Entré dans l’enclos de la propriété, « tout le monde a soudainement disparu », raconte-t-il. La malade avait été laissée en haut d’un escalier intérieur, au pas de sa porte. Il était 23 h 10. Plus tôt vers 16 h, les proches de la malade avaient appelé une ambulance qui a trop tardé. Les ambulanciers leur auraient demandé de sortir la malade et de la laisser à un endroit où il serait facile de la « ramasser ». Ils ne sont jamais arrivés. Hervé Raharimilanto s’est retrouvé en pleine nuit devant une vieille femme, suffoquante et extrêmement affaiblie.
« J’ai doublé mon masque, deux proches de la malade sont venus m’assister. Je l’ai portée dans mes bras jusqu’à mon taxi. Ce jour, je ne suis rentré qu’à 7 h du matin », se souvient–il. Cela l’a marqué à vie.

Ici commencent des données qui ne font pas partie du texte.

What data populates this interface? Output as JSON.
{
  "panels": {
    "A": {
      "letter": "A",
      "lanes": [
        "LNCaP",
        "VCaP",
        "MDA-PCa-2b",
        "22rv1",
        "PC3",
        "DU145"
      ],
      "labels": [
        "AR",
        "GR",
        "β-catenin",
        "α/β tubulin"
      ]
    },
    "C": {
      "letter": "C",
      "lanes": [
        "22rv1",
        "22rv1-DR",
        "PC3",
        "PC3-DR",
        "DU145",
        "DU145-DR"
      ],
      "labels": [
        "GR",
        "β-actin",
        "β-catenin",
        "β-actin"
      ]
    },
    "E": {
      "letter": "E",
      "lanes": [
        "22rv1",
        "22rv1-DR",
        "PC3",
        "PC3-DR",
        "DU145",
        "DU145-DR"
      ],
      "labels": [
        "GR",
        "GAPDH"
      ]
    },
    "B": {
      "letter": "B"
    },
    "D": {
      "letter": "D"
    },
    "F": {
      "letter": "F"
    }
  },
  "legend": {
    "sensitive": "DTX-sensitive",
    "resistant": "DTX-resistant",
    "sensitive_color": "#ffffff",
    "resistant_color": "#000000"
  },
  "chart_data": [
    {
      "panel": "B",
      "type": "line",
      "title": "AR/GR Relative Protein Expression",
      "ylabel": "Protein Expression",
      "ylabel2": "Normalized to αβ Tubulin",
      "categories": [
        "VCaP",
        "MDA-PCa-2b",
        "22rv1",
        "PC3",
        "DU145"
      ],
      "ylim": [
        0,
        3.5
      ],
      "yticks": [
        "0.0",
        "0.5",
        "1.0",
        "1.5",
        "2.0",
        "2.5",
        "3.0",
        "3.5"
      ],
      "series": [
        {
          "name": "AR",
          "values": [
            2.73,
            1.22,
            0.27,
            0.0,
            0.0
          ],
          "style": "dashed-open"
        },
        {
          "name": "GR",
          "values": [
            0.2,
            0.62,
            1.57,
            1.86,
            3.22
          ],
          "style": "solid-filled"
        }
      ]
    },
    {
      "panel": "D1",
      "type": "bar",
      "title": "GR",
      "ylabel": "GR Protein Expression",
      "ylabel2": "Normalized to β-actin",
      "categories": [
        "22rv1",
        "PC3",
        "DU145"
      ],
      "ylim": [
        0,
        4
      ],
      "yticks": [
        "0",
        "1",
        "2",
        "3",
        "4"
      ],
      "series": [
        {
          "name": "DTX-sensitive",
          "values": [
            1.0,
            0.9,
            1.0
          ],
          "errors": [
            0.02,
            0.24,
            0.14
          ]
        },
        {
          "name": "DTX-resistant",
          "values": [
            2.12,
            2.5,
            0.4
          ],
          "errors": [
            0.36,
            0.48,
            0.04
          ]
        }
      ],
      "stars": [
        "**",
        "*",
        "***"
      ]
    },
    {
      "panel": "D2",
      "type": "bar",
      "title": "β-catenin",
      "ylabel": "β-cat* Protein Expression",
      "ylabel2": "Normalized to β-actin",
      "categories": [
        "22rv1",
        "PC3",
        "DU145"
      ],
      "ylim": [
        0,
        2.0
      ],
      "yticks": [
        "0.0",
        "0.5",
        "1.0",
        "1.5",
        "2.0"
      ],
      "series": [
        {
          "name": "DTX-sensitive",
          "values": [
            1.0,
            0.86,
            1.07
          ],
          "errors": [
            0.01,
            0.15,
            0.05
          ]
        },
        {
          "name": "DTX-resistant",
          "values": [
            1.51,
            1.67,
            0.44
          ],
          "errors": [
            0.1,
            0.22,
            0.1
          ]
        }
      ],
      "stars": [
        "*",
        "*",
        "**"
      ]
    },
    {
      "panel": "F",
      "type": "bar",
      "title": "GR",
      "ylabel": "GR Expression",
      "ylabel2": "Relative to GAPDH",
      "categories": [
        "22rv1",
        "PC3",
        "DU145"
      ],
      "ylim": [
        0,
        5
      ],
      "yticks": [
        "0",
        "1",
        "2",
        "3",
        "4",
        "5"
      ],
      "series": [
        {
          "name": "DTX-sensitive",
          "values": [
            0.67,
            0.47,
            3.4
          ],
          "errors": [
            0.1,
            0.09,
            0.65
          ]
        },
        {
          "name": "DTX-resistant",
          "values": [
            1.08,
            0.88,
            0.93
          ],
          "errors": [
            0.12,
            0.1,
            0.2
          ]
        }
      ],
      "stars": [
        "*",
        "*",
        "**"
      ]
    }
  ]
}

Ce père de famille originaire de Mananasy a toujours fait preuve d’altruisme et a le sens du collectif dans les gènes. D’après lui, sa femme n’y étais pas habitée au début mais elle s’est adaptée et ils sont allées jusqu’à inculquer à leurs enfants les mêmes valeurs. « Même si je suis invité à un mariage, si les serveurs manquent, je me propose tout de suite pour servir ».
Ayant entendu parler d’Hervé Raharimilanto, des donateurs lui ont procuré des EPI, des masques… bref, tout le matériel nécessaire pour effectuer sa mission dans les meilleures conditions. « Vous savez, si jamais je tombais malade, l’argent que je gagne ne suffirait même pas à me soigner. J’ai tout simplement l’habitude d’aider les gens. Cette pandémie est vraiment autre chose, alors, il faut aussi se dépasser. Il faut que j’apporte le peu que je puisse faire ».